While investors have ramped up expectations for a eurozone rate cut as soon as June in response to the virus, two ECB policymakers said on Friday that the bank does not need to take immediate action in response to the epidemic.
“The ECB situation has the additional challenge that they do not have so much powder left, and in general the threshold for them to move on an interest rate side is really high,” Union Investment’s Brugger added.
The World Health Organisation warned that the virus had pandemic potential, and ratings agency Moody’s saying it would trigger a global recession in the first half of the year.
The S&P 500 fell for the seventh straight day on Friday and the benchmark index suffered its biggest weekly drop since the 2008 global financial crisis on growing fears the fast-spreading coronavirus could push the economy into recession, although stocks regained some ground right at the end of a volatile session.

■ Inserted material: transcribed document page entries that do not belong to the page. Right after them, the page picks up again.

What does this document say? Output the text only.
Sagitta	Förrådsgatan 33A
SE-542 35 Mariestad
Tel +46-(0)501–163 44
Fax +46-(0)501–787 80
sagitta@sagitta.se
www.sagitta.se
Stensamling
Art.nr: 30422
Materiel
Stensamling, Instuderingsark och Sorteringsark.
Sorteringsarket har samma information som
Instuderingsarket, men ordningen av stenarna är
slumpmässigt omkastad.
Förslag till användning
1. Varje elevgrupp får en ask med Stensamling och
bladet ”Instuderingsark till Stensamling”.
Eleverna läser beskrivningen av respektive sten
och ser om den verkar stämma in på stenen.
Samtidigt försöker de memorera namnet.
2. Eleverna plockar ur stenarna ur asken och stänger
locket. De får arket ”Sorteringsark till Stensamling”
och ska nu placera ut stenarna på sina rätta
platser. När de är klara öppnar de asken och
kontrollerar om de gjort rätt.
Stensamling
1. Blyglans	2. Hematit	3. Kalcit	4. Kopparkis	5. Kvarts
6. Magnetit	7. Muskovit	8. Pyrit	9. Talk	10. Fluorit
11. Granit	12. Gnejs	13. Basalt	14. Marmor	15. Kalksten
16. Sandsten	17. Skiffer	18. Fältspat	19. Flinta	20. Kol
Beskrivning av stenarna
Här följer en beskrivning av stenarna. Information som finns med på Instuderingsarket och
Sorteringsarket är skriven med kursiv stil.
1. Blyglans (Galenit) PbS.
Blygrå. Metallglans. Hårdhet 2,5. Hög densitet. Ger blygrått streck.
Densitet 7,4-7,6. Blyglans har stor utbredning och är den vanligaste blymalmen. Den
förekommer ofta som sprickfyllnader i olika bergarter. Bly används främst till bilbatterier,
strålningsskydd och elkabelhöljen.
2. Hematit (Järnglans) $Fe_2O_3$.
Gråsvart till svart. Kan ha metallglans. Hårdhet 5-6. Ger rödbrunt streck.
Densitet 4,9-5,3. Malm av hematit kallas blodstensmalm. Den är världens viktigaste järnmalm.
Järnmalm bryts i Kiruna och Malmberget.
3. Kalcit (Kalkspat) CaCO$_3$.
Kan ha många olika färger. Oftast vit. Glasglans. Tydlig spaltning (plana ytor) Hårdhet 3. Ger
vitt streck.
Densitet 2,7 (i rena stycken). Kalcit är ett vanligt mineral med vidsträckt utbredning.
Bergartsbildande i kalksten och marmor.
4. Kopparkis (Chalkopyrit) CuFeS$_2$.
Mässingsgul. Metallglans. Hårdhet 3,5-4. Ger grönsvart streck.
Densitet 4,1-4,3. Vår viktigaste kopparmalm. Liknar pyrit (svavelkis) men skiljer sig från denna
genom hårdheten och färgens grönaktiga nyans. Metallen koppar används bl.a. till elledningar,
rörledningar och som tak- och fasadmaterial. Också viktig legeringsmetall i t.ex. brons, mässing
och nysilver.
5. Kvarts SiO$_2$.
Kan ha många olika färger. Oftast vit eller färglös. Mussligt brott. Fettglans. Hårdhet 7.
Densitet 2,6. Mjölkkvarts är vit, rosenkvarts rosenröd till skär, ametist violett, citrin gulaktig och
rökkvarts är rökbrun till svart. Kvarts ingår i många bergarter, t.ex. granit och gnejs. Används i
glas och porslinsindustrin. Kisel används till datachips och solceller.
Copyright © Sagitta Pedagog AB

The Dow and the Nasdaq also registered their deepest weekly percentage losses since October 2008.
The Nasdaq managed to eke out an 0.01 per cent gain after plunging as much as 3.5 per cent during the session. After falling as much as 4.2 per cent - more than 1,000 points - the Dow ended the day down 1.4 per cent.
But, after the bell, S&P 500 e-mini futures EScv1 were up about 1 per cent and the Invesco QQQ Trust ETF was up 1.3 per cent in extended trade.
On Thursday, all three indexes had confirmed corrections by finishing more than 10 per cent below their closing record highs.
Equities found some support after US Federal Reserve chair Jerome Powell said the fundamentals of the American economy remained strong and that the central bank would act as appropriate to provide support.
But investors had spent most of the day dumping equities for the safety of US Treasuries, pushing 10-year yields to their fourth record low this week.
The virus spread further on Friday, with cases reported for the first time in at least six countries across four continents, battering markets and leading the WHO to raise its impact risk alert to “very high.”
The Dow Jones Industrial Average fell 357.28 points, or 1.39 per cent, to 25,409.36; the S&P 500 lost 24.54 points, or 0.82 per cent, to 2954.22; and the Nasdaq Composite added 0.89 point, or 0.01 per cent, to 8,567.37.
The CBOE volatility index, also known as Wall Street’s fear gauge ended the day near its session low, up 0.95 point at 40.11, after rising as high as 49.48.
Of the S&P’s 11 major sectors, the rate-sensitive financial index weighed the most on the benchmark S&P 500 index, ending the day down 2.6 per cent. The utilities sector was the S&P’s biggest percentage loser with a 3.3 per cent drop. Real estate and consumer staples also rate-sensitive sectors that are often seen as safe havens - both fell more than 2 per cent.
Yet the energy, technology and communications services index all showed gains for the day.